Page MenuHomePhabricator

Record recent IP contributions in the ipinfo_ip_changes table [M]
Closed, InvalidPublic

Description

Background

Per the outcome of T292623: [SPIKE] Investigate getting global contribution information for IP Info [8H], we need to record in our ipinfo_ip_changes table that a logged-out user recently made a contribution. Because IP addresses are regularly reassigned (especially in the case of a roaming mobile device), we should purge these records regularly.

AC

  • When a logged-out user makes a contribution, a corresponding row is inserted into the ipinfo_ip_changes table in a central database
    • The ipc_ip_hex field is set to the hexadecimal representation of the IP, i.e. IPUtils::toHex( $ip )
  • The central database is configurable
    • $wgDBserver in development
    • wikishared in production

[] When a logged-out user makes a contribution, a job is enqueued that purges rows that are older than X days (90, by default) see T299017

Notes

Understanding how a contribution is being log in the first place and how to hook it to IP info.

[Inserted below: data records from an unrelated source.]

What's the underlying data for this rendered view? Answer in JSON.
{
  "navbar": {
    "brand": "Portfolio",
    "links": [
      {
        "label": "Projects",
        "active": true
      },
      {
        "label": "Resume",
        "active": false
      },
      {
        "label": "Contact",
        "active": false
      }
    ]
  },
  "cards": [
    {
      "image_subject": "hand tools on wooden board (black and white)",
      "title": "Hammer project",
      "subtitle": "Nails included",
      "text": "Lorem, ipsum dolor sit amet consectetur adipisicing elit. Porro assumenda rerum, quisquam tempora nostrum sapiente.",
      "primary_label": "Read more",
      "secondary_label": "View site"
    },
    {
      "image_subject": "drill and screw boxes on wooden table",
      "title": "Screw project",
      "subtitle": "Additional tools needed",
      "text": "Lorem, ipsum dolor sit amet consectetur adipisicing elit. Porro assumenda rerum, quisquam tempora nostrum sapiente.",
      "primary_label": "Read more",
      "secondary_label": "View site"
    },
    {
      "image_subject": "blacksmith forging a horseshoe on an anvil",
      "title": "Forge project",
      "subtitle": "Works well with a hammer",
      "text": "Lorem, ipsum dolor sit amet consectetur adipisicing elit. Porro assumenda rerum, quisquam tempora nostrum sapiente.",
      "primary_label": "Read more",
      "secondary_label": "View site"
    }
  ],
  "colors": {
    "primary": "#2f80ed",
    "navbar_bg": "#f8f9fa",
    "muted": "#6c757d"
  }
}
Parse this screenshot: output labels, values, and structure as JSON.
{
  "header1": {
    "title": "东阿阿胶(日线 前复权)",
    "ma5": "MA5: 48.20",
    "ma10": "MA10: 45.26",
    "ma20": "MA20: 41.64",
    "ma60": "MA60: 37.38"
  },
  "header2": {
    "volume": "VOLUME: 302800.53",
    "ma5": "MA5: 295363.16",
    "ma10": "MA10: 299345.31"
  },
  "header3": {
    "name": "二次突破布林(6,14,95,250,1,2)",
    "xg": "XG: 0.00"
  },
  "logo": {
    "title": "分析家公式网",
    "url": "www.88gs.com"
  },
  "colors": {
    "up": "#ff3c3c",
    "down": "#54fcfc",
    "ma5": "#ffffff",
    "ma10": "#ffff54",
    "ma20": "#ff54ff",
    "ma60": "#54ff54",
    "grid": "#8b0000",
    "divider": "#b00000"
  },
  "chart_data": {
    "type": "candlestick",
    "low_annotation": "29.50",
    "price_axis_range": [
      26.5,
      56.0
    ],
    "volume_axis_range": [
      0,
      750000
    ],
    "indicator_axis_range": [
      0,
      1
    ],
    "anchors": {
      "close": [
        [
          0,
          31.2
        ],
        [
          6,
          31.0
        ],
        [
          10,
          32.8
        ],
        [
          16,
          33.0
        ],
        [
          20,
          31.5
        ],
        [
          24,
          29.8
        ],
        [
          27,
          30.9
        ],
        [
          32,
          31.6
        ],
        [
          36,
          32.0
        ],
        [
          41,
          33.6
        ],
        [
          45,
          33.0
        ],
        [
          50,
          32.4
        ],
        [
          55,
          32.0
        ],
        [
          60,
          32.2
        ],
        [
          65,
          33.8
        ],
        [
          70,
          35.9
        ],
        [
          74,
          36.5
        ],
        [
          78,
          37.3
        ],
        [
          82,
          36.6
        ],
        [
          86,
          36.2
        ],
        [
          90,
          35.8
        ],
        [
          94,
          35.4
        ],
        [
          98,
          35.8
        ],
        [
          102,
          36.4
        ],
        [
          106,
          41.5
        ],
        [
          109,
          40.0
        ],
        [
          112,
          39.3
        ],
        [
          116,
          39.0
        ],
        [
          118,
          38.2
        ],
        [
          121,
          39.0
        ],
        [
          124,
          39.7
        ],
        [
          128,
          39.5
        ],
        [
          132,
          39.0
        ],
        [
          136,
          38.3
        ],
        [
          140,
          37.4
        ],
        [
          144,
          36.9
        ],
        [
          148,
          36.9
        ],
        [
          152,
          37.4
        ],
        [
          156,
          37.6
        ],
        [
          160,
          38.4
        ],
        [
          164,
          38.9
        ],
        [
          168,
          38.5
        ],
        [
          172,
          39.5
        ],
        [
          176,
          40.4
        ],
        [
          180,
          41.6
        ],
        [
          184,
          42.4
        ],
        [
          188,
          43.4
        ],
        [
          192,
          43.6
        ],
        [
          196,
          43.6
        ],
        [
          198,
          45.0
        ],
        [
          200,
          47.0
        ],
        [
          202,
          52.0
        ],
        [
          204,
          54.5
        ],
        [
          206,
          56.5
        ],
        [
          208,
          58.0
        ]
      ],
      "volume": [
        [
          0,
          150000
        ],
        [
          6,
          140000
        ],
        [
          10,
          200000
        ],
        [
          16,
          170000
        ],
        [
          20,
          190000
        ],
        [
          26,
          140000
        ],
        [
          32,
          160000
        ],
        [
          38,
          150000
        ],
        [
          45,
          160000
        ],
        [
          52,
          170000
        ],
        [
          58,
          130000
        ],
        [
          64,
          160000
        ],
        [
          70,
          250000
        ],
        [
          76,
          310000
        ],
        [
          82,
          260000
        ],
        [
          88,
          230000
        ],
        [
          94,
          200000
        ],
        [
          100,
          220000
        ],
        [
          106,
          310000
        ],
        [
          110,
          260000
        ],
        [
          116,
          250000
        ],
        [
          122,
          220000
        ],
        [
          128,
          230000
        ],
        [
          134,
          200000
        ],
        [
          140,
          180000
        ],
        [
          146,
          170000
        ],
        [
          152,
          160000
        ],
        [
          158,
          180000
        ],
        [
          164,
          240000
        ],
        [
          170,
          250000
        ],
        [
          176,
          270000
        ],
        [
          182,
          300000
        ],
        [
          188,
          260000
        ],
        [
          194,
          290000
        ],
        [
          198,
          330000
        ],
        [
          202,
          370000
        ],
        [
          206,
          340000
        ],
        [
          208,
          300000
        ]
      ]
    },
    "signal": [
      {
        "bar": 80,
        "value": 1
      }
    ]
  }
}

  • We create a PageSaveComplete hook handler that:
    • Checks if the editor is logged out; and, if so
    • Queues a job that inserts a row into/purges rows that are older than X seconds from the ipinfo_ip_changes table in the wikishared database

Event Timeline

Hello @phuedx , we have questions regarding the process of this ticket, especially around the choice of the hook handler (PageSaveComplete. vs RevisionFromEditComplete) and the job running by a Cron
Thank you!

Hello @phuedx , we have questions regarding the process of this ticket, especially around the choice of the hook handler (PageSaveComplete. vs RevisionFromEditComplete) and the job running by a Cron

I reached for the PageSaveComplete hook reflexively as I've used it before. The RevisionFromEditComplete hook also seems like a good candidate. From a very brief glance, I can't see a case where one hook would be called but the other wouldn't. We should make sure whichever hook is chosen covers that cases where a row is inserted into the ip_changes table. That investigation could be captured as part of this task or in a separate spike. I'll be bold an suggest the former but I defer to team's judgement during their next AHaT Estimation meeting.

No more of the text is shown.